TASK 1. Translate the list of English phrases that will be used during the discussion
- passenger liner
- to collide
- to hit the obstacle head
- the front of the ship
- crew
- frontal impact
- linear deceleration
- to decelerate
- readily
- rate of deceleration
- in time
- approximate
- momentum
- to any significant degree
- variable
- a rough estimate
- to occur
- shock
- absorption
- shock absorption
- bending steel
- crushing ice
- to result in
- heavily
- weather of not
TASK 2. Read the definitions to the engineering terms, make sure you understand them before translating the article that is given below.
- deceleration - 1. the slowing down of a moving object, 2. a decrease in the rate at which something expands
- momentum - the product of a body's mass and its velocity
- absorption - a reduction of the intensity of any form of radiated energy as a result of energy conversion in a medium, such as the conversion of sound energy into heat
TASK 3. Translate the given article.
The Titanic
It’s been suggested that the passenger liner ‘the Titanic’ wouldn’t have sunk after colliding with an iceberg in 1912, if it had hit the obstacle head on and damaged only the front of the ship. As history tells, the crew tried to avoid the iceberg, and 1,517 lives were lost. But how severe would a front impact have been for he passengers? The answer depends on several questions:
- The ship tried to slow while turning. Would linear deceleration have been more effective, allowing the ship to decelerate more readily?

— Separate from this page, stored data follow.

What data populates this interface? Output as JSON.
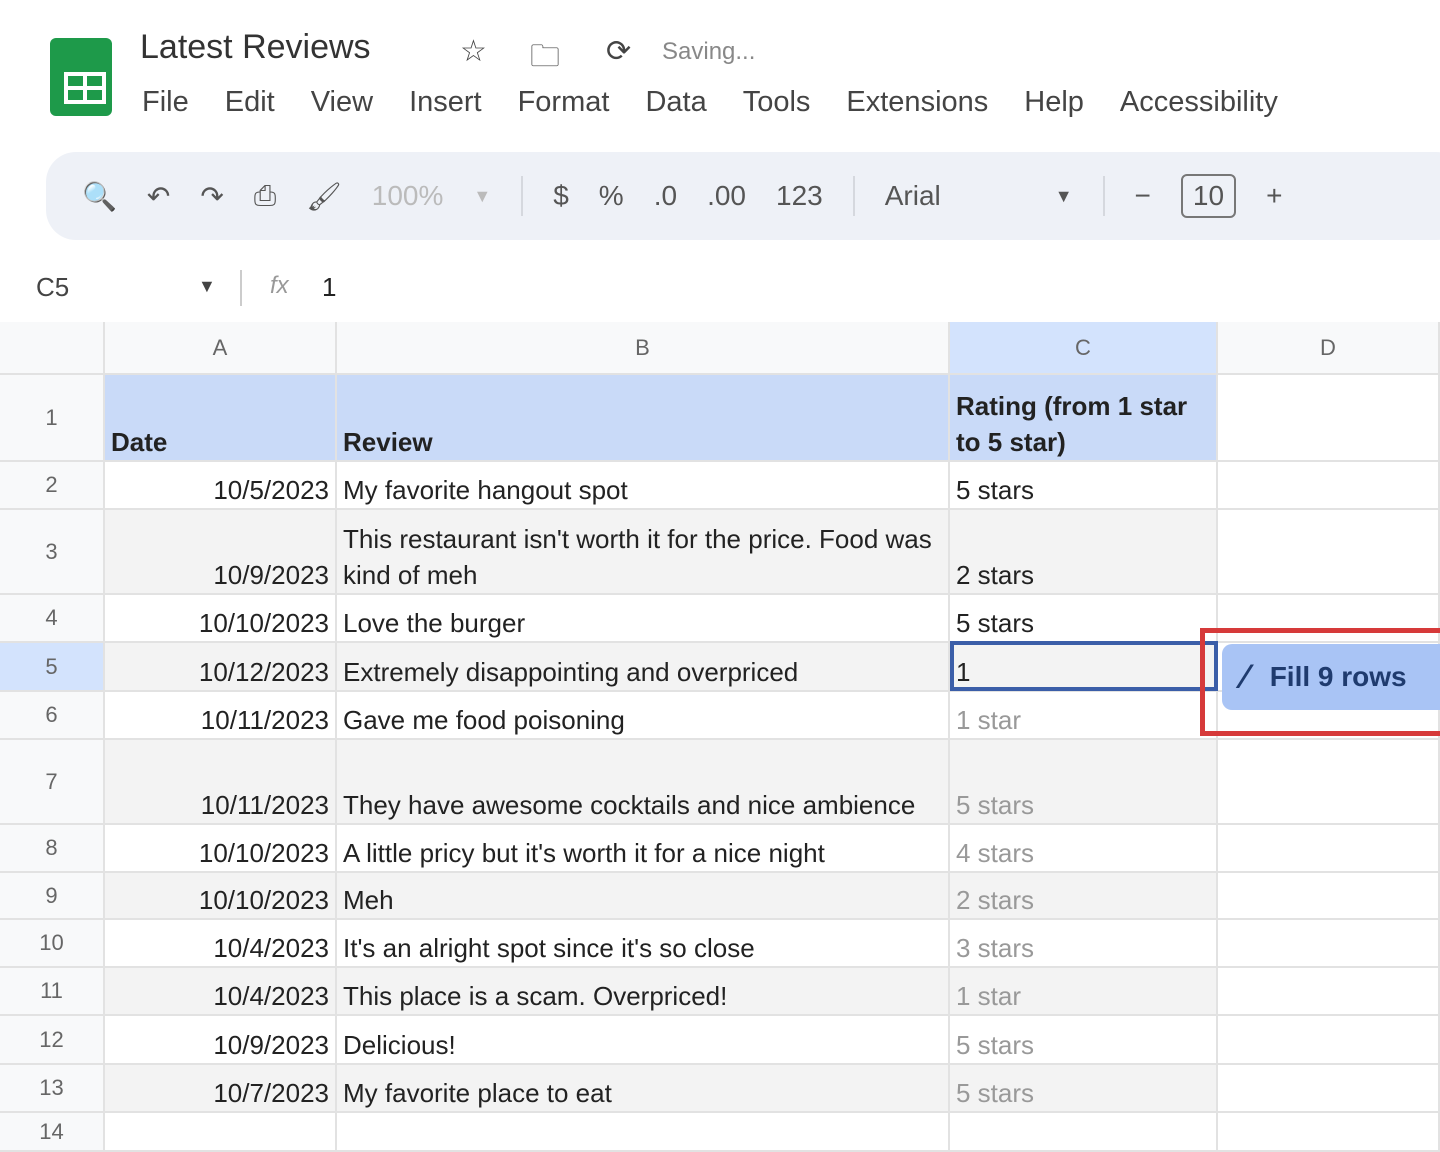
{
  "doc": {
    "title": "Latest Reviews",
    "status": "Saving..."
  },
  "menu": [
    "File",
    "Edit",
    "View",
    "Insert",
    "Format",
    "Data",
    "Tools",
    "Extensions",
    "Help",
    "Accessibility"
  ],
  "toolbar": {
    "zoom": "100%",
    "currency": "$",
    "percent": "%",
    "dec_less": ".0",
    "dec_more": ".00",
    "number_format": "123",
    "font": "Arial",
    "font_size": "10",
    "minus": "−",
    "plus": "+"
  },
  "formula_bar": {
    "cell_ref": "C5",
    "fx": "fx",
    "value": "1"
  },
  "columns": [
    "A",
    "B",
    "C",
    "D"
  ],
  "rows": [
    {
      "n": "1",
      "date": "Date",
      "review": "Review",
      "rating": "Rating (from 1 star to 5 star)"
    },
    {
      "n": "2",
      "date": "10/5/2023",
      "review": "My favorite hangout spot",
      "rating": "5 stars"
    },
    {
      "n": "3",
      "date": "10/9/2023",
      "review": "This restaurant isn't worth it for the price. Food was kind of meh",
      "rating": "2 stars"
    },
    {
      "n": "4",
      "date": "10/10/2023",
      "review": "Love the burger",
      "rating": "5 stars"
    },
    {
      "n": "5",
      "date": "10/12/2023",
      "review": "Extremely disappointing and overpriced",
      "rating": "1"
    },
    {
      "n": "6",
      "date": "10/11/2023",
      "review": "Gave me food poisoning",
      "rating": "1 star"
    },
    {
      "n": "7",
      "date": "10/11/2023",
      "review": "They have awesome cocktails and nice ambience",
      "rating": "5 stars"
    },
    {
      "n": "8",
      "date": "10/10/2023",
      "review": "A little pricy but it's worth it for a nice night",
      "rating": "4 stars"
    },
    {
      "n": "9",
      "date": "10/10/2023",
      "review": "Meh",
      "rating": "2 stars"
    },
    {
      "n": "10",
      "date": "10/4/2023",
      "review": "It's an alright spot since it's so close",
      "rating": "3 stars"
    },
    {
      "n": "11",
      "date": "10/4/2023",
      "review": "This place is a scam. Overpriced!",
      "rating": "1 star"
    },
    {
      "n": "12",
      "date": "10/9/2023",
      "review": "Delicious!",
      "rating": "5 stars"
    },
    {
      "n": "13",
      "date": "10/7/2023",
      "review": "My favorite place to eat",
      "rating": "5 stars"
    },
    {
      "n": "14",
      "date": "",
      "review": "",
      "rating": ""
    }
  ],
  "smart_fill": {
    "label": "Fill 9 rows"
  }
}
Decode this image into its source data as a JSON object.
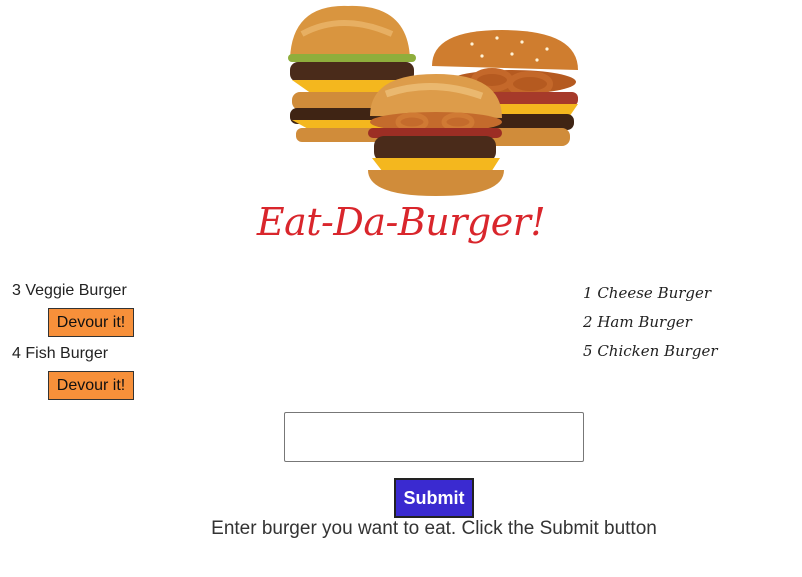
{
  "header": {
    "image_alt": "Three burgers",
    "title": "Eat-Da-Burger!"
  },
  "uneaten": [
    {
      "id": "3",
      "name": "Veggie Burger",
      "button_label": "Devour it!"
    },
    {
      "id": "4",
      "name": "Fish Burger",
      "button_label": "Devour it!"
    }
  ],
  "eaten": [
    {
      "id": "1",
      "name": "Cheese Burger"
    },
    {
      "id": "2",
      "name": "Ham Burger"
    },
    {
      "id": "5",
      "name": "Chicken Burger"
    }
  ],
  "form": {
    "input_value": "",
    "input_placeholder": "",
    "submit_label": "Submit",
    "instructions": "Enter burger you want to eat. Click the Submit button"
  },
  "colors": {
    "title": "#d9262c",
    "devour_button": "#f7903a",
    "submit_button": "#3a2ad0"
  }
}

- Based on this rate of deceleration (and assuming the ship would not have stopped in time), what would the velocity of the ship have been at the same moment of impact?
- What was the mass of the iceberg? Calculating the approximate number of kilograms of ice would allow the inertia of the iceberg to be compared with the momentum of the Titanic. This would show whether the impact would have caused the iceberg to accelerate to any significant degree, and so absorb some of the shock as it was pushed forward.
Clearly, the above questions depend on numerous unknown variables. So let’s make a rough estimate. Let’s assume the impact would have occurred at a pretty fast 25 kilometres per hour – that’s seven metres per second. And allowing for some shock absorption from bending steel and crushing ice, let’s say the ship would have stopped within three seconds (although it would probably have taken longer).
This would have resulted in a deceleration of 2.3 metres per second squared. Express as a G-force, that gives 0.23 – less than one-third of the deceleration generated by a car braking heavily. So the impact probably wouldn’t have caused too much of a shock to the passengers. Whether or not the ship would have sunk, however, is another question.